Once complete the Armley Gyratory will:

  • Provide more appealing and accessible routes for both cyclists and pedestrians
  • Improve safety for all road users
  • Allow traffic to flow more freely, minimising traffic impacts on local roads
  • Improve the local environment through new landscaping; and
  • Help facilitate improvements elsewhere in the city, including removal of through traffic at City Square.

Councillor Helen Hayden, Leeds City Council’s executive member for sustainable development and infrastructure, said: “We’ve achieved a major milestone after completing resurfacing works on the Armley Gyratory, which already shows signs of accommodating more vehicles and improving traffic flow around the ring road. We’d like to thank everyone for their ongoing patience throughout the summer, whilst the road surfacing took place. I would also like to thank the project team and contractor for carrying out these complex works through some poor weather conditions during the summer holidays.

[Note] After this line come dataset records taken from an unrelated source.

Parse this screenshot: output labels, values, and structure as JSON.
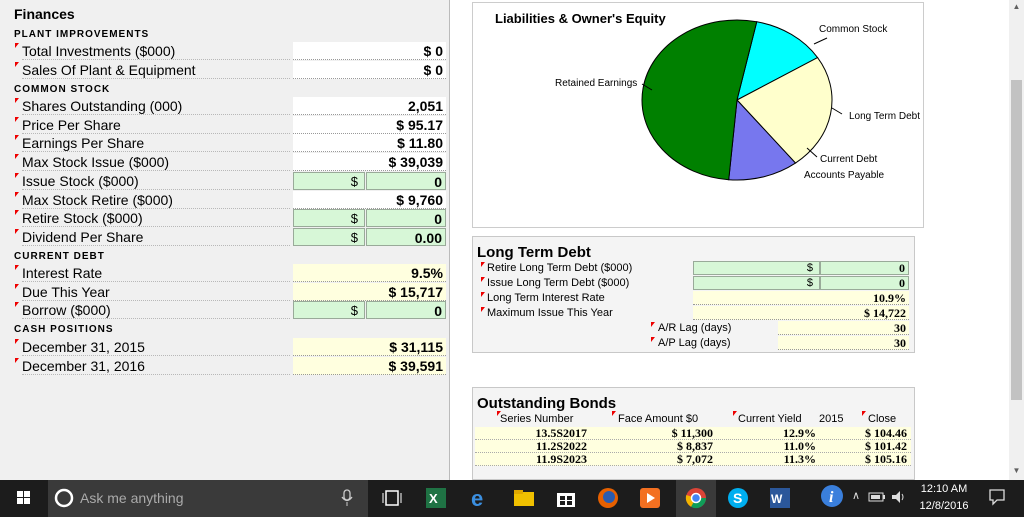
{
  "finances": {
    "title": "Finances",
    "plant": {
      "header": "PLANT IMPROVEMENTS",
      "rows": [
        {
          "label": "Total Investments ($000)",
          "value": "$ 0"
        },
        {
          "label": "Sales Of Plant & Equipment",
          "value": "$ 0"
        }
      ]
    },
    "common": {
      "header": "COMMON STOCK",
      "rows": [
        {
          "label": "Shares Outstanding (000)",
          "value": "2,051"
        },
        {
          "label": "Price Per Share",
          "value": "$ 95.17"
        },
        {
          "label": "Earnings Per Share",
          "value": "$ 11.80"
        },
        {
          "label": "Max Stock Issue ($000)",
          "value": "$ 39,039"
        },
        {
          "label": "Issue Stock ($000)",
          "dollar": "$",
          "value": "0"
        },
        {
          "label": "Max Stock Retire ($000)",
          "value": "$ 9,760"
        },
        {
          "label": "Retire Stock ($000)",
          "dollar": "$",
          "value": "0"
        },
        {
          "label": "Dividend Per Share",
          "dollar": "$",
          "value": "0.00"
        }
      ]
    },
    "debt": {
      "header": "CURRENT DEBT",
      "rows": [
        {
          "label": "Interest Rate",
          "value": "9.5%"
        },
        {
          "label": "Due This Year",
          "value": "$ 15,717"
        },
        {
          "label": "Borrow ($000)",
          "dollar": "$",
          "value": "0"
        }
      ]
    },
    "cash": {
      "header": "CASH POSITIONS",
      "rows": [
        {
          "label": "December 31, 2015",
          "value": "$ 31,115"
        },
        {
          "label": "December 31, 2016",
          "value": "$ 39,591"
        }
      ]
    }
  },
  "pie": {
    "title": "Liabilities & Owner's Equity",
    "labels": {
      "common": "Common Stock",
      "retained": "Retained Earnings",
      "ltd": "Long Term Debt",
      "current": "Current Debt",
      "ap": "Accounts Payable"
    },
    "colors": {
      "retained": "#008000",
      "common": "#00ffff",
      "ltd": "#ffffcc",
      "current": "#7777ee"
    }
  },
  "ltd": {
    "title": "Long Term Debt",
    "rows": [
      {
        "label": "Retire Long Term Debt ($000)",
        "dollar": "$",
        "value": "0"
      },
      {
        "label": "Issue Long Term Debt ($000)",
        "dollar": "$",
        "value": "0"
      },
      {
        "label": "Long Term Interest Rate",
        "value": "10.9%"
      },
      {
        "label": "Maximum Issue This Year",
        "value": "$ 14,722"
      }
    ],
    "lags": [
      {
        "label": "A/R Lag (days)",
        "value": "30"
      },
      {
        "label": "A/P Lag (days)",
        "value": "30"
      }
    ]
  },
  "bonds": {
    "title": "Outstanding Bonds",
    "columns": {
      "series": "Series Number",
      "face": "Face Amount $0",
      "yield": "Current Yield",
      "year": "2015",
      "close": "Close"
    },
    "rows": [
      {
        "series": "13.5S2017",
        "face": "$ 11,300",
        "yield": "12.9%",
        "close": "$ 104.46"
      },
      {
        "series": "11.2S2022",
        "face": "$ 8,837",
        "yield": "11.0%",
        "close": "$ 101.42"
      },
      {
        "series": "11.9S2023",
        "face": "$ 7,072",
        "yield": "11.3%",
        "close": "$ 105.16"
      }
    ]
  },
  "taskbar": {
    "search_placeholder": "Ask me anything",
    "time": "12:10 AM",
    "date": "12/8/2016",
    "icons": [
      "windows-start-icon",
      "cortana-icon",
      "microphone-icon",
      "task-view-icon",
      "excel-icon",
      "edge-icon",
      "file-explorer-icon",
      "store-icon",
      "firefox-icon",
      "media-player-icon",
      "chrome-icon",
      "skype-icon",
      "word-icon",
      "info-icon"
    ]
  }
}
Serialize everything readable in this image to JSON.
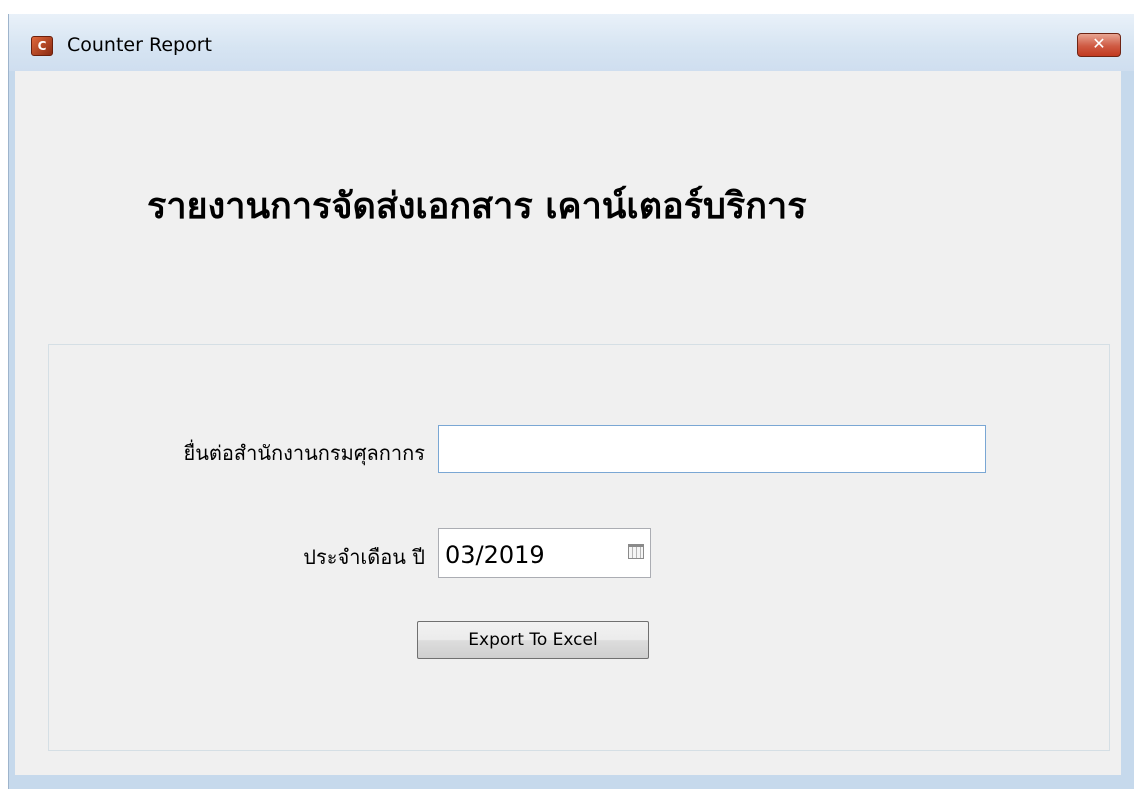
{
  "window": {
    "title": "Counter Report",
    "app_icon": "app-logo-icon",
    "close_label": "✕"
  },
  "form": {
    "heading": "รายงานการจัดส่งเอกสาร เคาน์เตอร์บริการ",
    "office_label": "ยื่นต่อสำนักงานกรมศุลกากร",
    "office_value": "",
    "month_label": "ประจำเดือน ปี",
    "month_value": "03/2019",
    "calendar_icon": "calendar-icon",
    "export_label": "Export To Excel"
  },
  "colors": {
    "frame": "#c6d9ec",
    "client_bg": "#f0f0f0",
    "close_button": "#c94a31",
    "input_focus_border": "#7aa7d4"
  }
}
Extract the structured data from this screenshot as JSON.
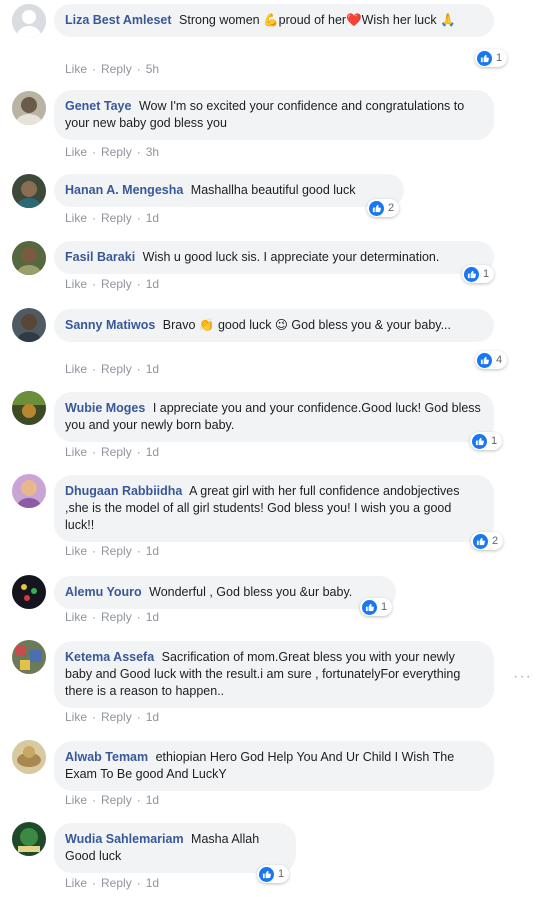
{
  "comments": [
    {
      "name": "Liza Best Amleset",
      "text": "Strong women 💪proud of her❤️Wish her luck 🙏",
      "time": "5h",
      "likes": "1"
    },
    {
      "name": "Genet Taye",
      "text": "Wow I'm so excited your confidence and congratulations to your new baby god bless you",
      "time": "3h",
      "likes": ""
    },
    {
      "name": "Hanan A. Mengesha",
      "text": "Mashallha beautiful good luck",
      "time": "1d",
      "likes": "2"
    },
    {
      "name": "Fasil Baraki",
      "text": "Wish u good luck sis. I appreciate your determination.",
      "time": "1d",
      "likes": "1"
    },
    {
      "name": "Sanny Matiwos",
      "text": "Bravo 👏 good luck 😉 God bless you & your baby...",
      "time": "1d",
      "likes": "4"
    },
    {
      "name": "Wubie Moges",
      "text": "I appreciate you and your confidence.Good luck! God bless you and your newly born baby.",
      "time": "1d",
      "likes": "1"
    },
    {
      "name": "Dhugaan Rabbiidha",
      "text": "A great girl with her full confidence andobjectives ,she is the model of all girl students! God bless you! I wish you a good luck!!",
      "time": "1d",
      "likes": "2"
    },
    {
      "name": "Alemu Youro",
      "text": "Wonderful , God bless you &ur baby.",
      "time": "1d",
      "likes": "1"
    },
    {
      "name": "Ketema Assefa",
      "text": "Sacrification of mom.Great bless you with your newly baby and Good luck with the result.i am sure , fortunatelyFor everything there is a reason to happen..",
      "time": "1d",
      "likes": ""
    },
    {
      "name": "Alwab Temam",
      "text": "ethiopian Hero God Help You And Ur Child I Wish The Exam To Be good And LuckY",
      "time": "1d",
      "likes": ""
    },
    {
      "name": "Wudia Sahlemariam",
      "text": "Masha Allah Good luck",
      "time": "1d",
      "likes": "1"
    }
  ],
  "labels": {
    "like": "Like",
    "reply": "Reply",
    "separator": "·",
    "more": "···"
  },
  "colors": {
    "name": "#385898",
    "bubble": "#f2f3f5",
    "like_blue": "#1877f2",
    "meta": "#90949c"
  }
}
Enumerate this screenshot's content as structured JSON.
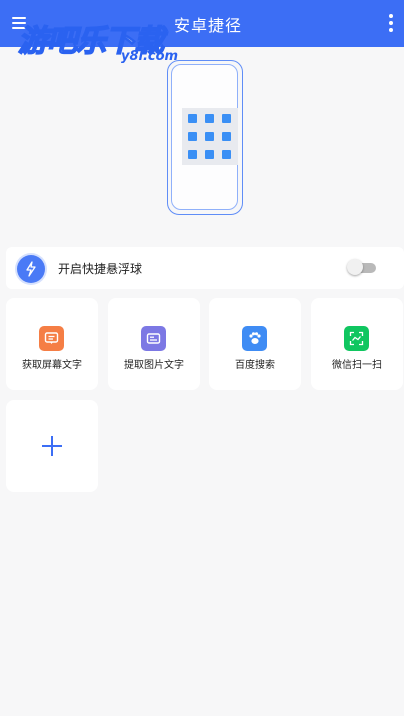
{
  "app": {
    "title": "安卓捷径",
    "accent": "#3c6ef5"
  },
  "watermark": {
    "main": "游吧乐下载",
    "sub": "y8l.com"
  },
  "icons": {
    "menu": "menu-icon",
    "more": "more-vertical-icon",
    "float": "bolt-icon",
    "add": "plus-icon"
  },
  "float_ball": {
    "label": "开启快捷悬浮球",
    "enabled": false
  },
  "shortcuts": [
    {
      "label": "获取屏幕文字",
      "icon": "screen-text-icon",
      "color": "#f57e45"
    },
    {
      "label": "提取图片文字",
      "icon": "image-text-icon",
      "color": "#7c78e4"
    },
    {
      "label": "百度搜索",
      "icon": "baidu-paw-icon",
      "color": "#3f8cf4"
    },
    {
      "label": "微信扫一扫",
      "icon": "wechat-scan-icon",
      "color": "#10c660"
    }
  ]
}
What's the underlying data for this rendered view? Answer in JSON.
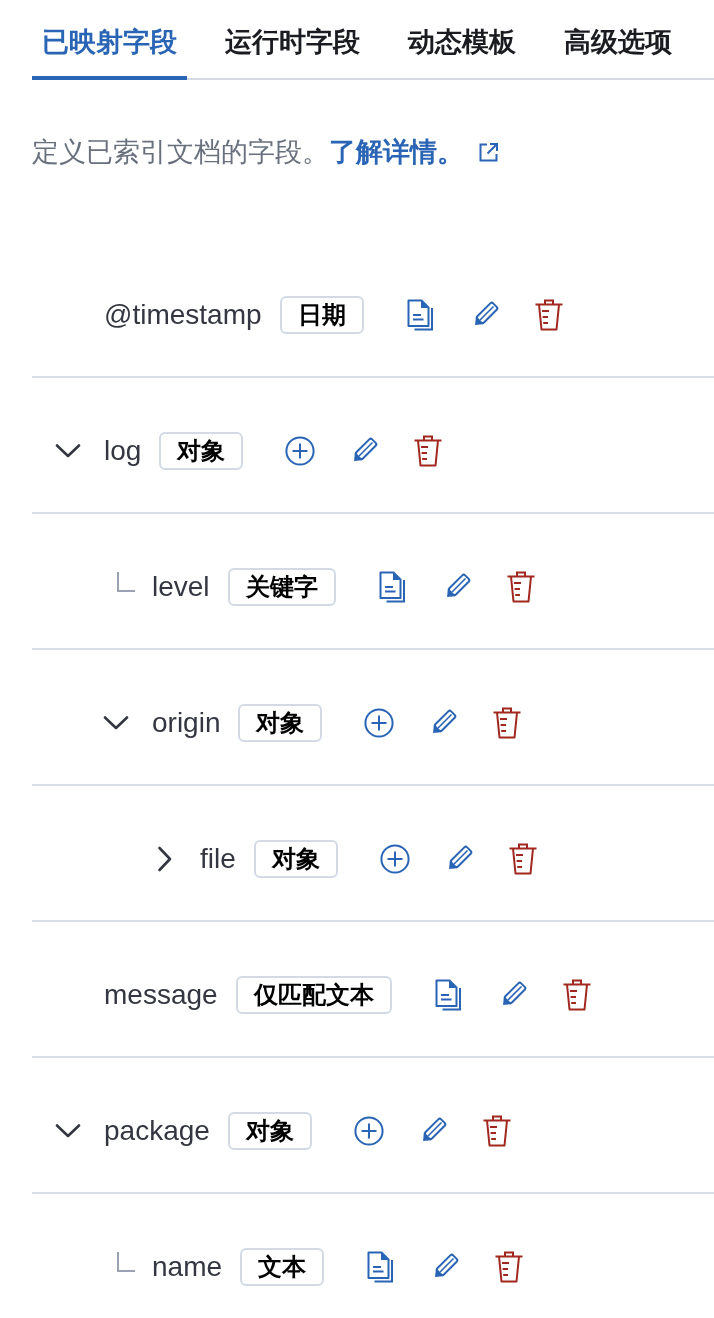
{
  "tabs": [
    {
      "label": "已映射字段",
      "selected": true
    },
    {
      "label": "运行时字段",
      "selected": false
    },
    {
      "label": "动态模板",
      "selected": false
    },
    {
      "label": "高级选项",
      "selected": false
    }
  ],
  "description": {
    "text": "定义已索引文档的字段。",
    "link": "了解详情。"
  },
  "fields": [
    {
      "name": "@timestamp",
      "data_type": "日期",
      "kind": "field"
    },
    {
      "name": "log",
      "data_type": "对象",
      "kind": "object",
      "expanded": true,
      "children": [
        {
          "name": "level",
          "data_type": "关键字",
          "kind": "field"
        },
        {
          "name": "origin",
          "data_type": "对象",
          "kind": "object",
          "expanded": true,
          "children": [
            {
              "name": "file",
              "data_type": "对象",
              "kind": "object",
              "expanded": false
            }
          ]
        }
      ]
    },
    {
      "name": "message",
      "data_type": "仅匹配文本",
      "kind": "field"
    },
    {
      "name": "package",
      "data_type": "对象",
      "kind": "object",
      "expanded": true,
      "children": [
        {
          "name": "name",
          "data_type": "文本",
          "kind": "field"
        }
      ]
    }
  ]
}
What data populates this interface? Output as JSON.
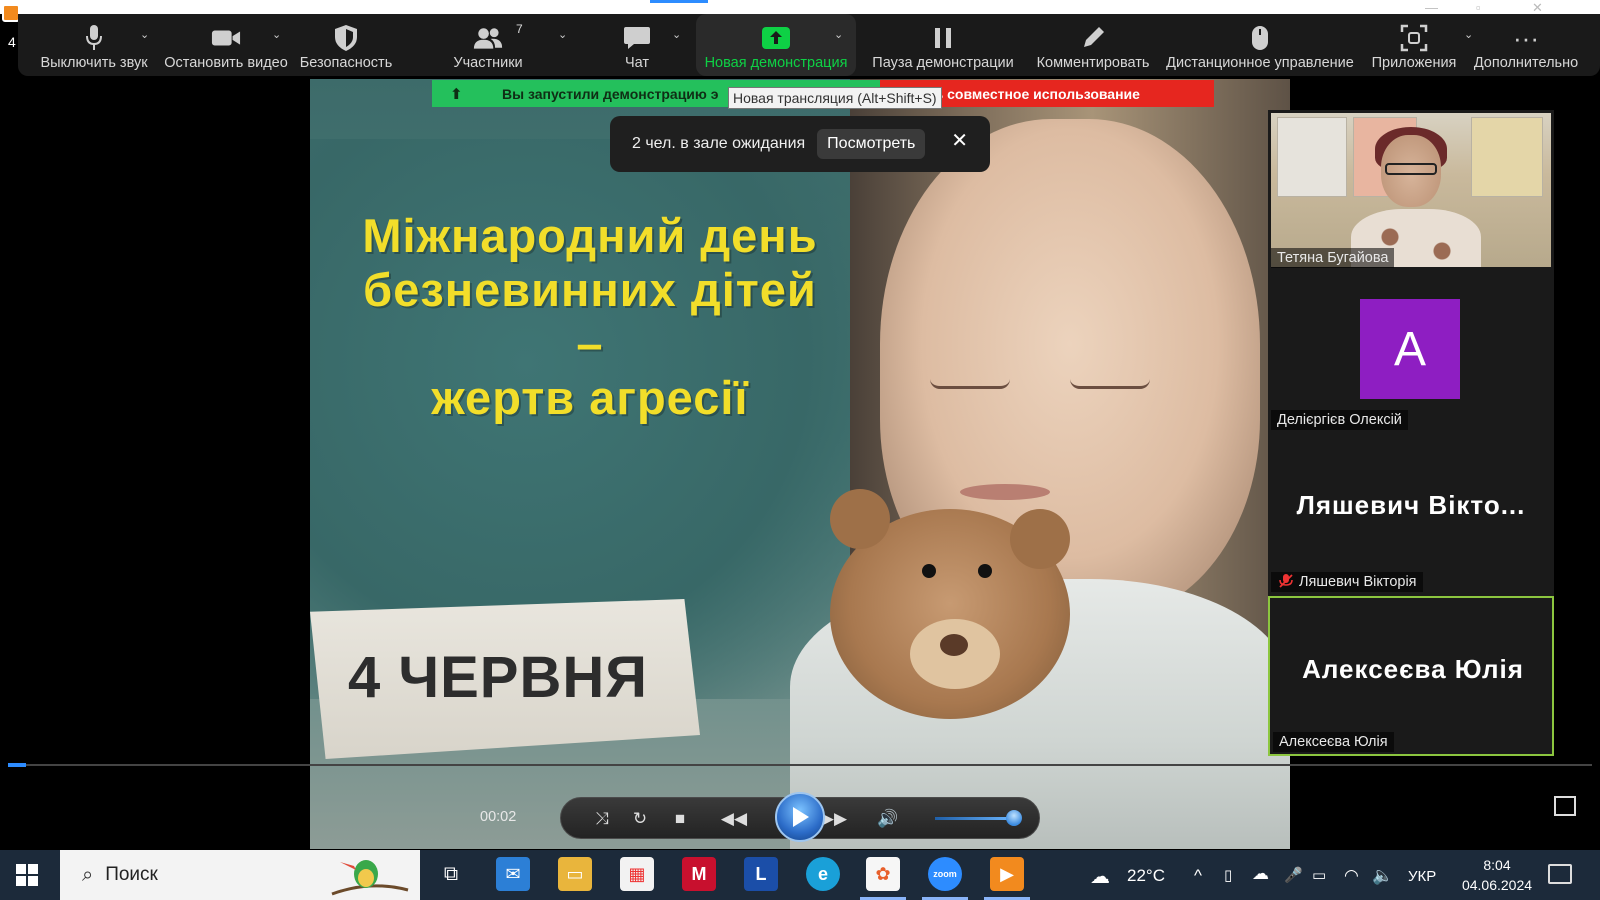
{
  "window": {
    "left_number": "4"
  },
  "toolbar": {
    "mute": "Выключить звук",
    "stop_video": "Остановить видео",
    "security": "Безопасность",
    "participants": "Участники",
    "participants_count": "7",
    "chat": "Чат",
    "new_share": "Новая демонстрация",
    "pause_share": "Пауза демонстрации",
    "annotate": "Комментировать",
    "remote_control": "Дистанционное управление",
    "apps": "Приложения",
    "more": "Дополнительно",
    "accent_color": "#0ed145"
  },
  "share_banner": {
    "green_text": "Вы запустили демонстрацию э",
    "red_text": "овить совместное использование"
  },
  "tooltip": {
    "text": "Новая трансляция (Alt+Shift+S)"
  },
  "waiting_room": {
    "text": "2 чел. в зале ожидания",
    "view_button": "Посмотреть",
    "close_icon": "close-icon"
  },
  "slide": {
    "title_line1": "Міжнародний день",
    "title_line2": "безневинних дітей",
    "title_line3": "–",
    "title_line4": "жертв агресії",
    "date": "4 ЧЕРВНЯ"
  },
  "participants": [
    {
      "name": "Тетяна Бугайова",
      "type": "video"
    },
    {
      "name": "Делієргієв Олексій",
      "type": "avatar",
      "avatar_letter": "A",
      "avatar_color": "#8e1ec2"
    },
    {
      "name": "Ляшевич Вікторія",
      "display_name": "Ляшевич Вікто...",
      "type": "name",
      "muted": true
    },
    {
      "name": "Алексеєва Юлія",
      "display_name": "Алексеєва Юлія",
      "type": "name",
      "active_speaker": true
    }
  ],
  "player": {
    "time": "00:02"
  },
  "taskbar": {
    "search_placeholder": "Поиск",
    "temperature": "22°C",
    "language": "УКР",
    "time": "8:04",
    "date": "04.06.2024",
    "apps": [
      "task-view-icon",
      "mail-icon",
      "file-explorer-icon",
      "store-icon",
      "mcafee-icon",
      "l-app-icon",
      "edge-icon",
      "photo-app-icon",
      "zoom-icon",
      "media-player-icon"
    ]
  }
}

“The next phases of work represent transformative changes to the overhead footways for people walking and wheeling – making it easier to get across the gyratory, either going or away from the city centre. Again, we appreciate some patience while we continue to work hard to minimise disruption and thank those who have already changed the way they travel into and around the city centre.

“I look forward to seeing these new footway structures built and open by the summer next year.”